I’ve always had a love-hate “relationship” when it comes to that fantasy world created by JE. Even with its “perfect” boys, who will always be boys no matter what. If you know what I mean.
TOP FOUR ANTI’S:
First, I find something problematic with the word “idol.” So what, then the fans are the “worshippers” and their groups are the “cults?” So much for idolatry! I could hear conservatives yelling, “You heathens! What an abomination! You will all go straight to hellll! To fangirl damnation!!” Okay, I exaggerated.
Second, the word “fangirl” has garnered some sort of a negative connotation. Heck, it’s even used as a verb nowadays! Like, “OMG, I can’t stop fangirling!” “I fangirled Chinen all week!” Er, how pedo is that?
Whatever. A lot of people seem to hate the so-called fangirls too. At least those who totally head-over-heels-spazzmic-life-or-death “SHIP” their “idols” even if those idols don’t even deserve it.
Third, I just don’t want to get addicted to them and end up in a JE rehab in some random desert devoid of any form of contact or JE resource – foaming in the mouth. As they say, once you go JE, you can never go back! I hate it when I read comments by the typical ditzy fangirl who defiantly argues against anyone who tries to “steal” his or her idol. Something like, “Yamapi’s mine! He’s my husband!” Ugh. Get a life already. Especially those fans who think they know EVERYTHING about their “idol” and ASSUME that they can do no wrong. Talk about blind worship!

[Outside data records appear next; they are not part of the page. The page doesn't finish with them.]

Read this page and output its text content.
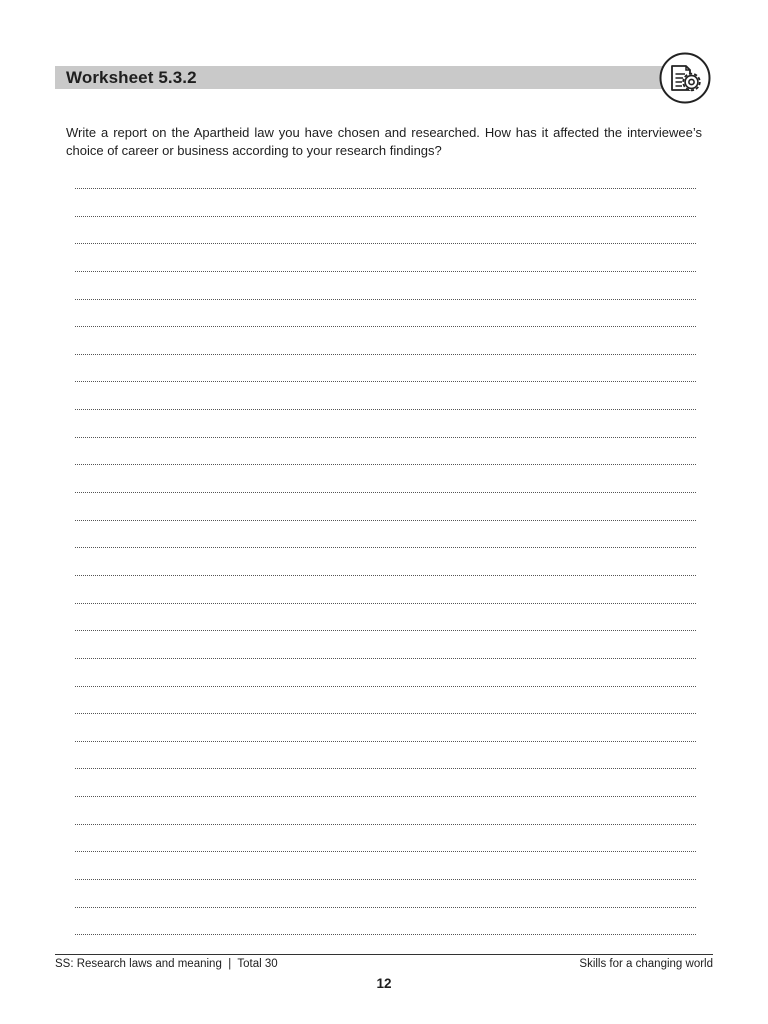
Worksheet 5.3.2

Write a report on the Apartheid law you have chosen and researched. How has it affected the interviewee’s choice of career or business according to your research findings?

SS: Research laws and meaning  |  Total 30	Skills for a changing world
12
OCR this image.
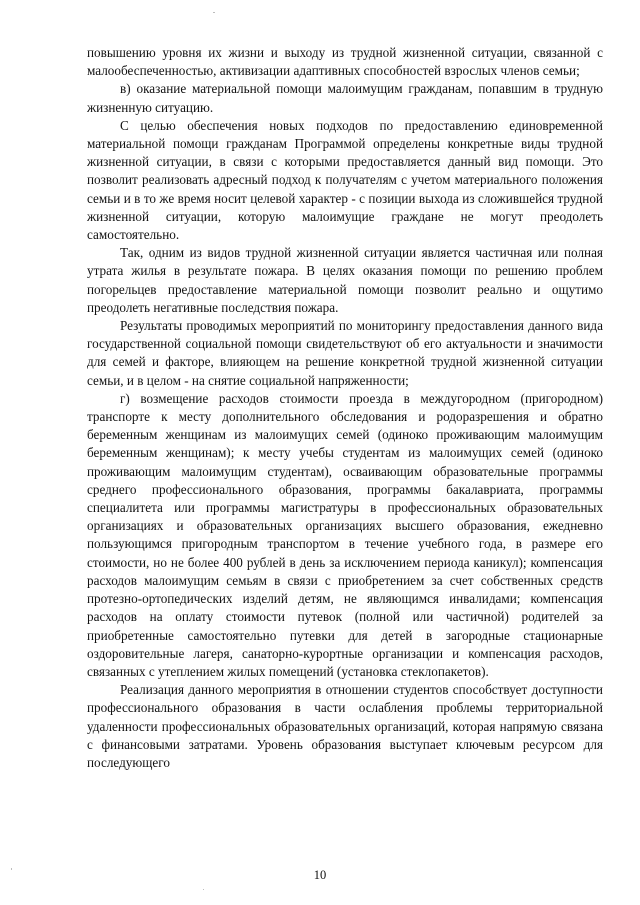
повышению уровня их жизни и выходу из трудной жизненной ситуации, связанной с малообеспеченностью, активизации адаптивных способностей взрослых членов семьи;

в) оказание материальной помощи малоимущим гражданам, попавшим в трудную жизненную ситуацию.

С целью обеспечения новых подходов по предоставлению единовременной материальной помощи гражданам Программой определены конкретные виды трудной жизненной ситуации, в связи с которыми предоставляется данный вид помощи. Это позволит реализовать адресный подход к получателям с учетом материального положения семьи и в то же время носит целевой характер - с позиции выхода из сложившейся трудной жизненной ситуации, которую малоимущие граждане не могут преодолеть самостоятельно.

Так, одним из видов трудной жизненной ситуации является частичная или полная утрата жилья в результате пожара. В целях оказания помощи по решению проблем погорельцев предоставление материальной помощи позволит реально и ощутимо преодолеть негативные последствия пожара.

Результаты проводимых мероприятий по мониторингу предоставления данного вида государственной социальной помощи свидетельствуют об его актуальности и значимости для семей и факторе, влияющем на решение конкретной трудной жизненной ситуации семьи, и в целом - на снятие социальной напряженности;

г) возмещение расходов стоимости проезда в междугородном (пригородном) транспорте к месту дополнительного обследования и родоразрешения и обратно беременным женщинам из малоимущих семей (одиноко проживающим малоимущим беременным женщинам); к месту учебы студентам из малоимущих семей (одиноко проживающим малоимущим студентам), осваивающим образовательные программы среднего профессионального образования, программы бакалавриата, программы специалитета или программы магистратуры в профессиональных образовательных организациях и образовательных организациях высшего образования, ежедневно пользующимся пригородным транспортом в течение учебного года, в размере его стоимости, но не более 400 рублей в день за исключением периода каникул); компенсация расходов малоимущим семьям в связи с приобретением за счет собственных средств протезно-ортопедических изделий детям, не являющимся инвалидами; компенсация расходов на оплату стоимости путевок (полной или частичной) родителей за приобретенные самостоятельно путевки для детей в загородные стационарные оздоровительные лагеря, санаторно-курортные организации и компенсация расходов, связанных с утеплением жилых помещений (установка стеклопакетов).

Реализация данного мероприятия в отношении студентов способствует доступности профессионального образования в части ослабления проблемы территориальной удаленности профессиональных образовательных организаций, которая напрямую связана с финансовыми затратами. Уровень образования выступает ключевым ресурсом для последующего

10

Fourth, let’s all admit. Most JE boys can’t sing a tune or dance a step. Two words: FAIL and FLAIL. I mean, there was an idol boy-band outbreak in the US (90’s)with Backstreet boys and N’SYNC, to name a few. But these guys are killing it with vocals and dance! *Ahem, Matsujun and KAT-TUN singing*
Why reluctant, you say?
Well, when I happen to “accidentally,” “unintentionally” without meaning to whatsoever “chance upon” say, an episode of Shounen Club my immediate reaction to their kiddie games, weird Elton John glittery outfits, spike-y hair, flailing desperately and singing 1,000000000 medleys – is, “Damn. This is so stupid!”
But goes on to watch anyway.
And there’s no way in the world I’m going to make or read fanfics. Oh, hell no! No offense, but seriously. I pity those boys who become characters in a boy-on-boy love story you can only read in bishounen mangas. Some fanfics even go wayyy too far. Read: PORN. *chills*
ONLY ONE REASON TO FANGIRL (albeit reluctantly): See photo above. Enough said.